As dificuldades do Governo de Pernambuco com a empresa Teltex Tecnologia, responsável pela instalação de câmeras de videomonitoramento em vias públicas do estado, não param de crescer. Após uma série de falhas técnicas e atrasos na execução do contrato de R$ 122,6 milhões, a fornecedora passou a ser alvo de auditoria do Tribunal de Contas do Estado (TCE). Mas os problemas não se restringem à execução: a própria legalidade do contrato está sob questionamento, já que a empresa atua sem apresentar a garantia contratual exigida por lei.
Apesar de o contrato prever a obrigatoriedade de uma garantia correspondente a 5% do valor anual contratado – instrumento que protege o poder público em caso de inadimplência – a Teltex apresentou uma carta de fiança emitida por uma Sociedade Direta de Crédito (SDC), entidade que não tem autorização do Banco Central para operar como garantidora. De acordo com o Comunicado nº 41.321 do Bacen, emitido em março de 2024, SDCs não podem prestar fianças bancárias, o que torna o documento apresentado inválido. Mesmo assim, a Secretaria de Defesa Social (SDS) aceitou a fiança e deu seguimento à contratação.

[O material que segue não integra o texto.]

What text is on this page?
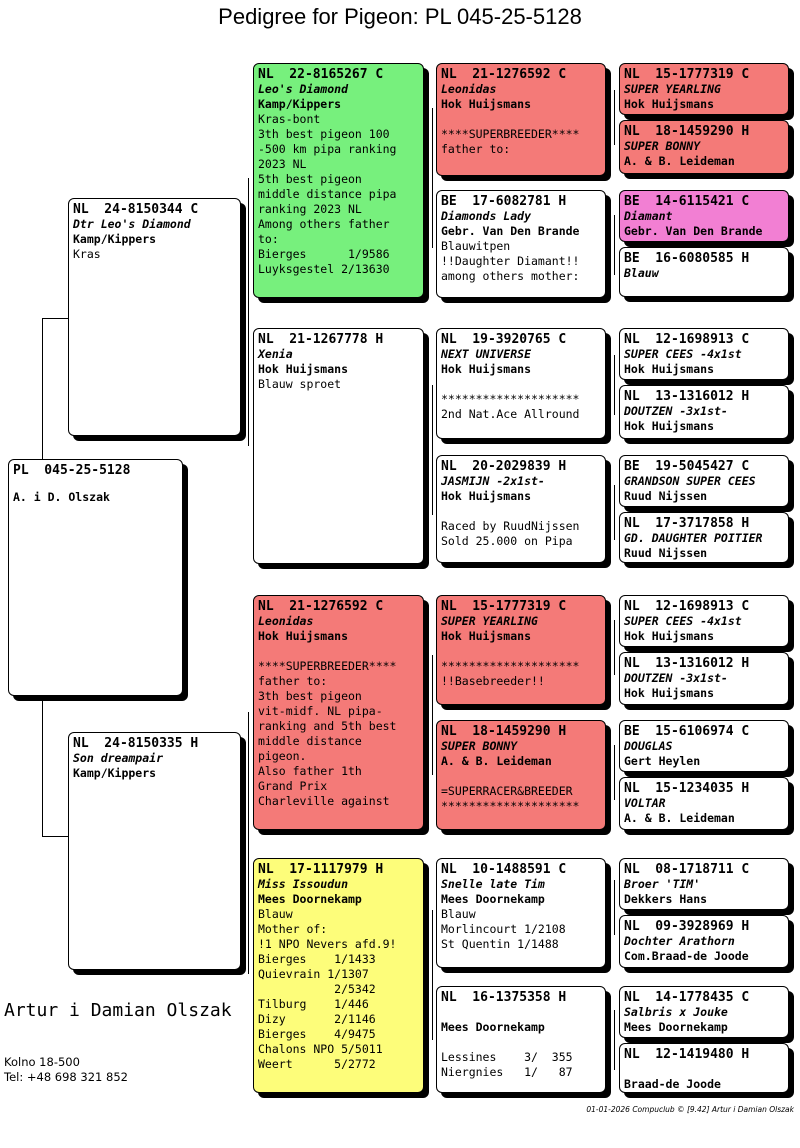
Pedigree for Pigeon: PL 045-25-5128
PL  045-25-5128
A. i D. Olszak
NL  24-8150344 C
Dtr Leo's Diamond
Kamp/Kippers
Kras
NL  24-8150335 H
Son dreampair
Kamp/Kippers
NL  22-8165267 C
Leo's Diamond
Kamp/Kippers
Kras-bont
3th best pigeon 100
-500 km pipa ranking
2023 NL
5th best pigeon
middle distance pipa
ranking 2023 NL
Among others father
to:
Bierges      1/9586
Luyksgestel 2/13630
NL  21-1267778 H
Xenia
Hok Huijsmans
Blauw sproet
NL  21-1276592 C
Leonidas
Hok Huijsmans

****SUPERBREEDER****
father to:
3th best pigeon
vit-midf. NL pipa-
ranking and 5th best
middle distance
pigeon.
Also father 1th
Grand Prix
Charleville against
NL  17-1117979 H
Miss Issoudun
Mees Doornekamp
Blauw
Mother of:
!1 NPO Nevers afd.9!
Bierges    1/1433
Quievrain 1/1307
2/5342
Tilburg    1/446
Dizy       2/1146
Bierges    4/9475
Chalons NPO 5/5011
Weert      5/2772
NL  21-1276592 C
Leonidas
Hok Huijsmans

****SUPERBREEDER****
father to:
BE  17-6082781 H
Diamonds Lady
Gebr. Van Den Brande
Blauwitpen
!!Daughter Diamant!!
among others mother:
NL  19-3920765 C
NEXT UNIVERSE
Hok Huijsmans

********************
2nd Nat.Ace Allround
NL  20-2029839 H
JASMIJN -2x1st-
Hok Huijsmans

Raced by RuudNijssen
Sold 25.000 on Pipa
NL  15-1777319 C
SUPER YEARLING
Hok Huijsmans

********************
!!Basebreeder!!
NL  18-1459290 H
SUPER BONNY
A. & B. Leideman

=SUPERRACER&BREEDER
********************
NL  10-1488591 C
Snelle late Tim
Mees Doornekamp
Blauw
Morlincourt 1/2108
St Quentin 1/1488
NL  16-1375358 H
Mees Doornekamp

Lessines    3/  355
Niergnies   1/   87
NL  15-1777319 C
SUPER YEARLING
Hok Huijsmans
NL  18-1459290 H
SUPER BONNY
A. & B. Leideman
BE  14-6115421 C
Diamant
Gebr. Van Den Brande
BE  16-6080585 H
Blauw
NL  12-1698913 C
SUPER CEES -4x1st
Hok Huijsmans
NL  13-1316012 H
DOUTZEN -3x1st-
Hok Huijsmans
BE  19-5045427 C
GRANDSON SUPER CEES
Ruud Nijssen
NL  17-3717858 H
GD. DAUGHTER POITIER
Ruud Nijssen
NL  12-1698913 C
SUPER CEES -4x1st
Hok Huijsmans
NL  13-1316012 H
DOUTZEN -3x1st-
Hok Huijsmans
BE  15-6106974 C
DOUGLAS
Gert Heylen
NL  15-1234035 H
VOLTAR
A. & B. Leideman
NL  08-1718711 C
Broer 'TIM'
Dekkers Hans
NL  09-3928969 H
Dochter Arathorn
Com.Braad-de Joode
NL  14-1778435 C
Salbris x Jouke
Mees Doornekamp
NL  12-1419480 H
Braad-de Joode
Artur i Damian Olszak
Kolno 18-500
Tel: +48 698 321 852
01-01-2026 Compuclub © [9.42] Artur i Damian Olszak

Leia maisO caso se torna ainda mais grave ao considerar que a Teltex tentou reduzir o valor da garantia, propondo seu cálculo apenas sobre ordens de fornecimento parciais, e não sobre o valor anual global. Em parecer jurídico, a Gerência Geral de Assuntos Jurídicos e Estratégicos da SDS rejeitou o pedido, ressaltando que a medida violaria os princípios da legalidade, da isonomia e da vinculação ao edital.
A empresa, que está em processo de recuperação judicial, já acumula histórico de controvérsias em contratos públicos em outros estados. Em Pernambuco, os problemas começaram a se evidenciar logo no primeiro relatório técnico da SDS, datado de março deste ano. O documento apontou uma série de falhas na instalação das câmeras, como imagens tremidas devido à má fixação dos postes, ausência de isolamento elétrico – item essencial para segurança – e danos não reparados ao pavimento das vias públicas.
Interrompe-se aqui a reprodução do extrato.